Christina Carreau BA, ND

Your stress response is a complex series of interactions between your nervous system, adrenal glands and a number of other organs, which signal the release of cortisol, adrenaline and noradrenaline into the bloodstream. The effects of these hormones in our system is variable depending on the frequency and duration with which these are activated.

Prehistorically, our stress response was activated in order to increase our odds of survival. Our increased heart rate and circulation to large muscles, along with a decreased appetite and increased mental focus; prepared us to fight or flee from predators.

Many of us are activating this same stress response on a daily basis in order to meet work deadlines, to beat traffic, to catch the bus, to make supper, to fit in a workout, to pick up kids, to walk the dog, to buy groceries, to connect with friends, to enjoy some downtime – we are burning ourselves out by trying to accomplish too much in a day. While stress used to increase our odds of survival, stress is now decreasing our quality of life – both physically, physiologically, mentally and emotionally. We need to break the cycle!

Here are some of the negative impacts of chronic stress:

Mood: It is a major risk factor for developing anxiety and depression as it impairs serotonin transmission in the brain.

Heart: It can cause elevations in blood pressure and increase our risk of heart disease.

Thyroid: It can slow down thyroid function and metabolism leading to weight gain and low energy.

Gastrointestinal:  Ongoing stress decreases blood circulation to the stomach, which can result in symptoms of Irritable Bowel, GERD and Reflux.

Immune System: Cortisol suppresses immune function, which increases our susceptibility to infections and vulnerability to disease.

Reproductive: Promotes estrogen dominance which leads to heightened symptoms of PMS and infertility.

Pancreas: Raises blood sugar levels and increases risk of both insulin resistance and Type II Diabetes.

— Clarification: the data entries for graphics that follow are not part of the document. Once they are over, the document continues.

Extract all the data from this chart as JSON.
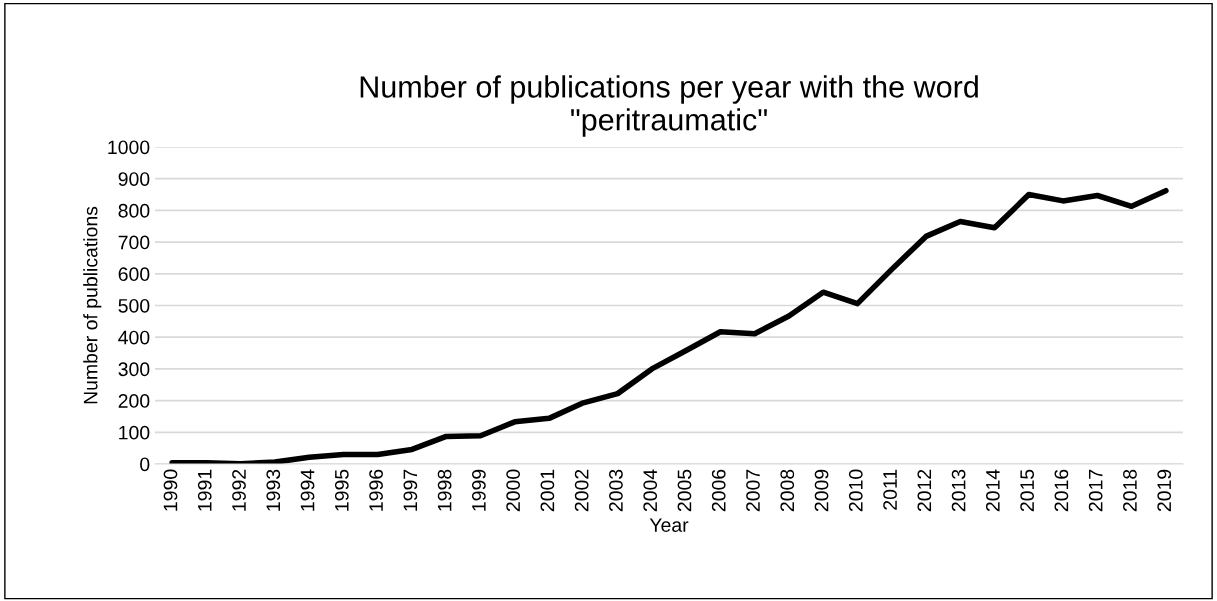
{
  "chart_data": {
    "type": "line",
    "title": "Number of publications per year with the word\n\"peritraumatic\"",
    "xlabel": "Year",
    "ylabel": "Number of publications",
    "categories": [
      "1990",
      "1991",
      "1992",
      "1993",
      "1994",
      "1995",
      "1996",
      "1997",
      "1998",
      "1999",
      "2000",
      "2001",
      "2002",
      "2003",
      "2004",
      "2005",
      "2006",
      "2007",
      "2008",
      "2009",
      "2010",
      "2011",
      "2012",
      "2013",
      "2014",
      "2015",
      "2016",
      "2017",
      "2018",
      "2019"
    ],
    "series": [
      {
        "color": "#000000",
        "values": [
          4,
          4,
          1,
          6,
          21,
          30,
          30,
          46,
          87,
          89,
          133,
          144,
          193,
          222,
          300,
          358,
          417,
          411,
          467,
          542,
          506,
          614,
          718,
          765,
          745,
          850,
          830,
          847,
          813,
          862
        ]
      }
    ],
    "ylim": [
      0,
      1000
    ],
    "yticks": [
      0,
      100,
      200,
      300,
      400,
      500,
      600,
      700,
      800,
      900,
      1000
    ],
    "grid": "y",
    "legend": false,
    "marker": "none",
    "line_style": "solid"
  }
}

More than 70% of disease is thought to be stress related. We cannot underestimate the harmful effects of long-term stress.

Identifying and recognizing our stress levels, triggers and how we are dealing with stress is the first step in breaking the cycle.

  1. Rate your Stress on a Scale of 0-10.  Be honest with yourself. When is your stress highest? When is it lowest? Do you feel on edge or overwhelmed most of the time? Are you able to relax and unwind at the end of the day? Do you sleep well and awake feeling rested?
  2. Identify your stressors.  What are the main sources of your stress? Work? Home? Relationship? Family? Friends? Money? Health?  You need to know what is triggering you.
  3. Coping Tactics – How are you dealing with your stress? Are your coping strategies helping you or hurting you? Are you overeating? Are you relying on coffee and alcohol to get you through your day? Are you withdrawing from relationships? Are you irritable and angry most of the time? Are you too tired to workout? Are you staying up late watching television? Are you living on junk food?

If we do not keep stress in check  – it can turn into ‘distress’ and this is where many of us get into trouble. Sometimes we get so caught up in the busyness of our lives that we forget to check in with ourselves, and stress becomes the driving force in our day to day.

Treatment Strategies to Support a Healthy Stress Response

Nutrition – Limit your intake of caffeine, alcohol and sugar as these all deplete the adrenal glands.  Increase your intake of vegetables and try and eat protein with every meal. Eat slowly, chew your food thoroughly and eat mindfully.

Breathing– This is one of the most important treatment strategies for restoring adrenal function. Daily mindfulness of belly breathing and re-training the diaphragm to relax is an essential component of adrenal repair. When we are under stress our breath becomes more shallow and this sends a signal to the nervous system that we are in distress.

Sleep – A regular sleep schedule is key to supporting healthy adrenal function and optimizing our response to stress. Getting to bed early allows the adrenal glands to rest and repair.

Laughter/Joy – Happiness activates our parasympathetic nervous system, which supports relaxation and calm. What makes your heart feel full? Try and fill your life with things that bring you joy. Laughter each day, keeps the doctor away.

Herbal Support – There are a number of herbs that are beneficial for supporting the adrenal glands. Adrenal adaptogens, help increase the body’s resistance to stress. These include Rhodiola, Ashwagandha, Siberian Ginseng, Astragalus and Licorice Root. Talk to your naturopathic doctor to determine which herbs are most appropriate for you.

Vitamins and Minerals – There are also a number of vitamins and minerals that are nourishing to the adrenal glands – Vitamins B5, B6, B12, C and E and Magnesium can help strengthen the adrenal glands and support a healthy stress response.

While all of these things can be helpful for reducing or alleviating stress levels, the best way to combat stress is to ‘de-stress’ our lives. We need to slow down. We need to make time and space everyday to ‘turn off,’ to be still, to be at peace. In the words of Eckhart Tolle, “In today’s rush we all think too much, seek too much, want too much and forget about the joy of just Being.”  Don’t let stress run your life. Take control and make time for stillness and calm. You are worth it!